In concreto, quali sono le cause di tali vertiginosi aumenti? Queste sono certo da ricercarsi sia nell'aumento dei prezzi dell'energia (leggi petrolio) - fondamentale per oliare l'agricoltura moderna, col relativo indotto - che dalla crescente quota di consumo di carne, come dall'aumento demografico e delle relative bocche da sfamare, che da quello degli eventi climatici estremi, che falcidiano i raccolti. Tutte motivazioni plausibili. Ma un altro fattore sta divenendo sempre più decisivo nella corsa al rincaro degli alimenti, un fattore che niente ha a che vedere con le loro reali condizione di produzione e commercio, e che trova giustificazione solamente nell'avidità di pochi. Questo fattore, come è ormai noto, è la sempre più selvaggia speculazione finanziaria.
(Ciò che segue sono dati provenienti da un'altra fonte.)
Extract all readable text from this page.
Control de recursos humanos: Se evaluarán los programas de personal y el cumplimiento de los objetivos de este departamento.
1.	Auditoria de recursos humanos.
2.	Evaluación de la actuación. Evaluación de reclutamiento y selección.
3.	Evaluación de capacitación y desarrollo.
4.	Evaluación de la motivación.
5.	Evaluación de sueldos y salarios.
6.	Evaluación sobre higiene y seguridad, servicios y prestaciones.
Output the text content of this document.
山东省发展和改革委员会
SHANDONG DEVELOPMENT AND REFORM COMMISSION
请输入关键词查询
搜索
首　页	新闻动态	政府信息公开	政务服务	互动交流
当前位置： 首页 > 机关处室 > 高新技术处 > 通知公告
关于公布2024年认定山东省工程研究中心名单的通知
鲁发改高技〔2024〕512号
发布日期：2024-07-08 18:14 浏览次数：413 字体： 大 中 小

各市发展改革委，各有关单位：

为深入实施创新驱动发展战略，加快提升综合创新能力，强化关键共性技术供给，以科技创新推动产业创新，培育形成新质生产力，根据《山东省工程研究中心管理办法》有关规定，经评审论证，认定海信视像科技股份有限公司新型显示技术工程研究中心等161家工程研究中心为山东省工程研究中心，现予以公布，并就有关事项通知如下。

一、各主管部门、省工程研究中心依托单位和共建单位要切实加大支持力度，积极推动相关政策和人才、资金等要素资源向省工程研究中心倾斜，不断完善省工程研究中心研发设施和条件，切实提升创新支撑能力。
I meccanismi che sottendono a questo gioco perverso sono eccezionalmente complicati, e ciò non fa che contribuire a rendere difficoltoso fermare la corsa di una macchina che, una volta messa in moto, diventa praticamente imprevedibile, e sempre più vorace, senza una severa regolamentazione che la freni e la diriga.

In principio, quei mezzi finanziari tra i protagonisti della speculazione alimentare, i cosiddetti futures, erano essenzialmente concepiti per proteggere gli agricoltori dalle possibili fluttuazioni sui proventi della loro attività come, ad esempio, dall'eventualità di una brutta stagione ed un conseguente cattivo raccolto. Tramite un contratto futures è possibile, infatti, stabilire oggi il prezzo a cui il raccolto sarà venduto domani, trovando un compromesso tra venditore e compratore che ammortizzi il rischio per entrambi. Le banche ed i fondi di investimento protagonisti della speculazione, però, non sono affatto interessati all'acquisto effettivo delle derrate alimentari, tant'è che la transazione - fisicamente - non giunge praticamente mai a compimento. Solo, comprano ingenti quantità di derivati finanziari con oggetto queste derrate e, caricandoci sopra le loro aspettative sull'andamento del prezzo, più o meno effettivamente legate all'economia reale sottostante, praticano una speculazione a breve termine che droga il mercato, provocando fluttuazioni e rincari imprevedibili, ma ricchissimi proventi per gli speculatori. È tutto un gioco virtuale, ma è difficile da spiegare alle persone che sono le reali vittime di tutto questo, e muoiono di fame in 25mila al giorno.

Alla luce di tutto ciò, cominciano a farsi sentire le risposte della società civile, che si mobilita per protestare contro i rapaci broker. Sulla fame non si specula non è solo un leit-motiv, ma anche il nome di una campagna tutta italiana che, nata da poco, conta già più di 2500 sostenitori (http://sullafamenonsispecula.org/ ). Su Vita.it, uno dei sostenitori della campagna, Ugo Biggeri - presidente di Banca Etica - esprime il suo pensiero al riguardo: ‹‹La compravendita senza scrupoli dei derivati legati ai beni alimentari è un'altra dimostrazione di come la finanza internazionale di oggi si muova con logiche speculative anche in settori che riguardano beni vitali, non curandosi del fatto che le condizioni di vita peggiorano per milioni di persone, soprattutto nel sud del mondo. Il punto però è che, oltre alle denunce, servono regole che frenino le speculazioni, e si fa fatica a capire in quale sede internazionale questo possa avvenire. Ci ha provato in passato l'Organizzazione mondiale del commercio, e il tema di recente è stato messo in agenda nel G20, che però rappresenta solo alcuni Paesi››.

Per questo, la campagna Sulla fame non si specula ha deciso di concentrare i suoi sforzi partendo dalla base della catena: "Il primo passo può essere fatto dagli enti locali, decidendo di non acquistare più derivati legati al cibo. Abbiamo deciso di partire da Milano, grande piazza finanziaria europea, dove i derivati legati ai prezzi alimentari sono tranquillamente scambiati ogni giorno. Ma che è anche sede dell'Expo 2015, evento che ha l'ambizione di dire come Nutrire il pianeta. Abbiamo chiesto ai candidati sindaci di questa città una presa di posizione forte dal punto di vista etico, e di sottoscrivere impegni molto concreti".

Sulla fame non si specula non è sola nel suo impegno, ma trova omologhi in altri contesti ed in altre nazioni, come nel caso del britannico World Development Movement, che giovedì scorso ha portato la sua campagna contro la speculazione sul cibo a Londra, davanti alla sede di Barclays Capital che, insieme alle newyorkesi Goldman Sachs e Morgan Stanley, compone il trio delle società leader al mondo nella speculazione sulle commodity.

La diffusione dei movimenti che prendono coscienza del problema, e canalizzano gli sforzi della società civile contro i grandi potentati finanziari, che affamano il mondo in nome del profitto, può segnare l'inizio di una svolta, e favorire una successiva presa di coscienza collettiva del problema. Da questa prospettiva, anche il mondo dell'informazione può e deve dare il suo contributo, senza fuggire dal ruolo che gli è proprio, quello di aiuto alla formazione di opinioni consapevoli nel grande pubblico. Ma, su questo punto, purtroppo - basta vedere di cosa si occupano, invece, la stragrande maggioranza dei media nella cronaca di ogni giorno - c'è ancora molto da lavorare.